Agora deixa eu te perguntar, na empresa em que trabalho o mais comum é o nexo com as doenças do GRupo XIII da Cid 10 e conferindo com o anexo II do Decreto 6042, vi que o CNAE da empresa não consta na tabela que segue esse grupo. Aliás nosso CNAE não está relacionado em nenhum grupo. Você saberia me explicar isso melhor?
Obrigada.
Pois é Antonio, mas confesso ser muito difícil no trabalho público, pois não temos como pagar uma Assessoria para termos certeza nas tomadas de decisões. Daí que recorremos a Legislação, mas você há de concordar que sem uma tradução ou uma ajuda na interpretação fica difícil , não é mesmo? Este Fórum está auxiliando bastante, obrigada pela força.

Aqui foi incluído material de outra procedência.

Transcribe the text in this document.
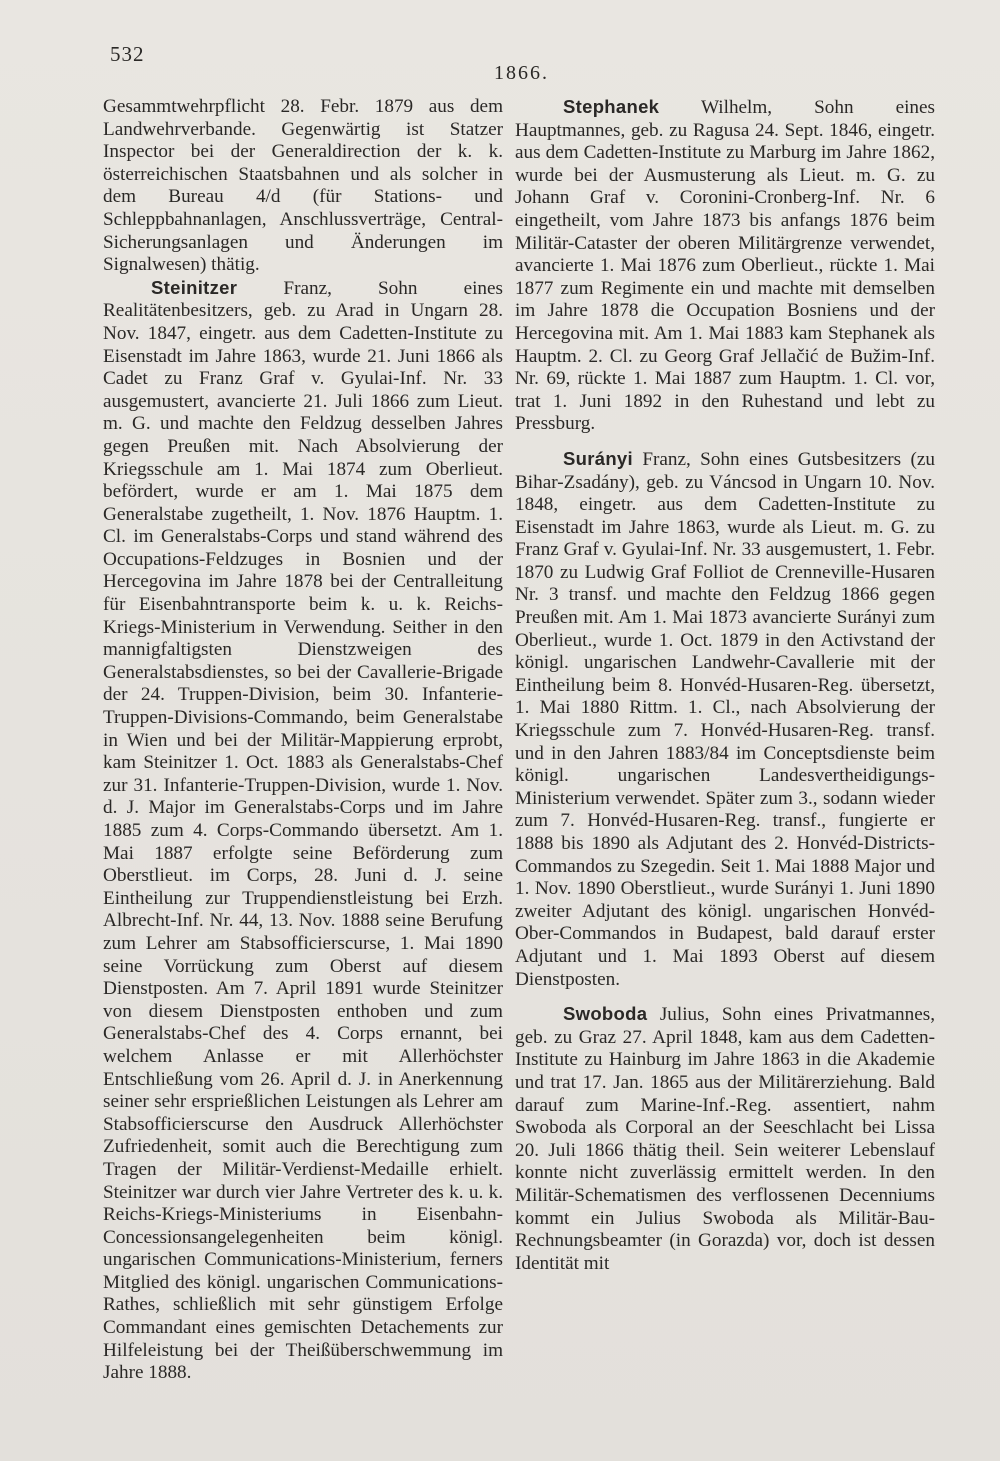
532
1866.

Gesammtwehrpflicht 28. Febr. 1879 aus dem Landwehrverbande. Gegenwärtig ist Statzer Inspector bei der Generaldirection der k. k. österreichischen Staatsbahnen und als solcher in dem Bureau 4/d (für Stations- und Schleppbahnanlagen, Anschlussverträge, Central-Sicherungsanlagen und Änderungen im Signalwesen) thätig.

Steinitzer Franz, Sohn eines Realitätenbesitzers, geb. zu Arad in Ungarn 28. Nov. 1847, eingetr. aus dem Cadetten-Institute zu Eisenstadt im Jahre 1863, wurde 21. Juni 1866 als Cadet zu Franz Graf v. Gyulai-Inf. Nr. 33 ausgemustert, avancierte 21. Juli 1866 zum Lieut. m. G. und machte den Feldzug desselben Jahres gegen Preußen mit. Nach Absolvierung der Kriegsschule am 1. Mai 1874 zum Oberlieut. befördert, wurde er am 1. Mai 1875 dem Generalstabe zugetheilt, 1. Nov. 1876 Hauptm. 1. Cl. im Generalstabs-Corps und stand während des Occupations-Feldzuges in Bosnien und der Hercegovina im Jahre 1878 bei der Centralleitung für Eisenbahntransporte beim k. u. k. Reichs-Kriegs-Ministerium in Verwendung. Seither in den mannigfaltigsten Dienstzweigen des Generalstabsdienstes, so bei der Cavallerie-Brigade der 24. Truppen-Division, beim 30. Infanterie-Truppen-Divisions-Commando, beim Generalstabe in Wien und bei der Militär-Mappierung erprobt, kam Steinitzer 1. Oct. 1883 als Generalstabs-Chef zur 31. Infanterie-Truppen-Division, wurde 1. Nov. d. J. Major im Generalstabs-Corps und im Jahre 1885 zum 4. Corps-Commando übersetzt. Am 1. Mai 1887 erfolgte seine Beförderung zum Oberstlieut. im Corps, 28. Juni d. J. seine Eintheilung zur Truppendienstleistung bei Erzh. Albrecht-Inf. Nr. 44, 13. Nov. 1888 seine Berufung zum Lehrer am Stabsofficierscurse, 1. Mai 1890 seine Vorrückung zum Oberst auf diesem Dienstposten. Am 7. April 1891 wurde Steinitzer von diesem Dienstposten enthoben und zum Generalstabs-Chef des 4. Corps ernannt, bei welchem Anlasse er mit Allerhöchster Entschließung vom 26. April d. J. in Anerkennung seiner sehr ersprießlichen Leistungen als Lehrer am Stabsofficierscurse den Ausdruck Allerhöchster Zufriedenheit, somit auch die Berechtigung zum Tragen der Militär-Verdienst-Medaille erhielt. Steinitzer war durch vier Jahre Vertreter des k. u. k. Reichs-Kriegs-Ministeriums in Eisenbahn-Concessionsangelegenheiten beim königl. ungarischen Communications-Ministerium, ferners Mitglied des königl. ungarischen Communications-Rathes, schließlich mit sehr günstigem Erfolge Commandant eines gemischten Detachements zur Hilfeleistung bei der Theißüberschwemmung im Jahre 1888.

Stephanek Wilhelm, Sohn eines Hauptmannes, geb. zu Ragusa 24. Sept. 1846, eingetr. aus dem Cadetten-Institute zu Marburg im Jahre 1862, wurde bei der Ausmusterung als Lieut. m. G. zu Johann Graf v. Coronini-Cronberg-Inf. Nr. 6 eingetheilt, vom Jahre 1873 bis anfangs 1876 beim Militär-Cataster der oberen Militärgrenze verwendet, avancierte 1. Mai 1876 zum Oberlieut., rückte 1. Mai 1877 zum Regimente ein und machte mit demselben im Jahre 1878 die Occupation Bosniens und der Hercegovina mit. Am 1. Mai 1883 kam Stephanek als Hauptm. 2. Cl. zu Georg Graf Jellačić de Bužim-Inf. Nr. 69, rückte 1. Mai 1887 zum Hauptm. 1. Cl. vor, trat 1. Juni 1892 in den Ruhestand und lebt zu Pressburg.

Surányi Franz, Sohn eines Gutsbesitzers (zu Bihar-Zsadány), geb. zu Váncsod in Ungarn 10. Nov. 1848, eingetr. aus dem Cadetten-Institute zu Eisenstadt im Jahre 1863, wurde als Lieut. m. G. zu Franz Graf v. Gyulai-Inf. Nr. 33 ausgemustert, 1. Febr. 1870 zu Ludwig Graf Folliot de Crenneville-Husaren Nr. 3 transf. und machte den Feldzug 1866 gegen Preußen mit. Am 1. Mai 1873 avancierte Surányi zum Oberlieut., wurde 1. Oct. 1879 in den Activstand der königl. ungarischen Landwehr-Cavallerie mit der Eintheilung beim 8. Honvéd-Husaren-Reg. übersetzt, 1. Mai 1880 Rittm. 1. Cl., nach Absolvierung der Kriegsschule zum 7. Honvéd-Husaren-Reg. transf. und in den Jahren 1883/84 im Conceptsdienste beim königl. ungarischen Landesvertheidigungs-Ministerium verwendet. Später zum 3., sodann wieder zum 7. Honvéd-Husaren-Reg. transf., fungierte er 1888 bis 1890 als Adjutant des 2. Honvéd-Districts-Commandos zu Szegedin. Seit 1. Mai 1888 Major und 1. Nov. 1890 Oberstlieut., wurde Surányi 1. Juni 1890 zweiter Adjutant des königl. ungarischen Honvéd-Ober-Commandos in Budapest, bald darauf erster Adjutant und 1. Mai 1893 Oberst auf diesem Dienstposten.

Swoboda Julius, Sohn eines Privatmannes, geb. zu Graz 27. April 1848, kam aus dem Cadetten-Institute zu Hainburg im Jahre 1863 in die Akademie und trat 17. Jan. 1865 aus der Militärerziehung. Bald darauf zum Marine-Inf.-Reg. assentiert, nahm Swoboda als Corporal an der Seeschlacht bei Lissa 20. Juli 1866 thätig theil. Sein weiterer Lebenslauf konnte nicht zuverlässig ermittelt werden. In den Militär-Schematismen des verflossenen Decenniums kommt ein Julius Swoboda als Militär-Bau-Rechnungsbeamter (in Gorazda) vor, doch ist dessen Identität mit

oba ! to nesse pig e pong a algum tempo me mandaram para vara trabalhista , como provar para a justiça que contrai essas doenças trabalhando ? só porque estava em atividade ? o que pode acontecer ?. Acho que tem muita gente nesta situação , sera que é uma estratégia do inss para atrasar o processo . assim não guento !!!!! salve
Clodoaldo,
Como provar pra justiça que contraiu essas doenças trabalhando? Requerendo extração de cópias do seu Prontuário Médico ocupacional.
Só porque estava em atividade? Não somente porque estava em atividade, mas como a atividade laboral comprometeu a sua saúde.
Caso seja julgado procedente, poderás requerer os direitos em que faça jus.
Oi Orlei,
Eu aqui perguntando de novo.... Quando me referi ao CNAE da empresa em que trabalho, me referi ao Anexo do decreto 6042. Sabemos qual o noss CNAE, mas no grupo de CID "M", o qual a maioria das doenças ocupacionais apresentadas na empresa levam à concessão do auxílio doença acidentário contido no referido anexo, há na sequência os CNAEs para o estabelecimento do nexo. O nosso não aparece ali....e nem em outro local do anexo. Por que isso acontece? Não entendo pq já que o perito constata o nexo por meio do CID X CNAE da empresa, pq não consta o nosso naquele grupo?
Confuso, mas acho que é isso. Um abraço.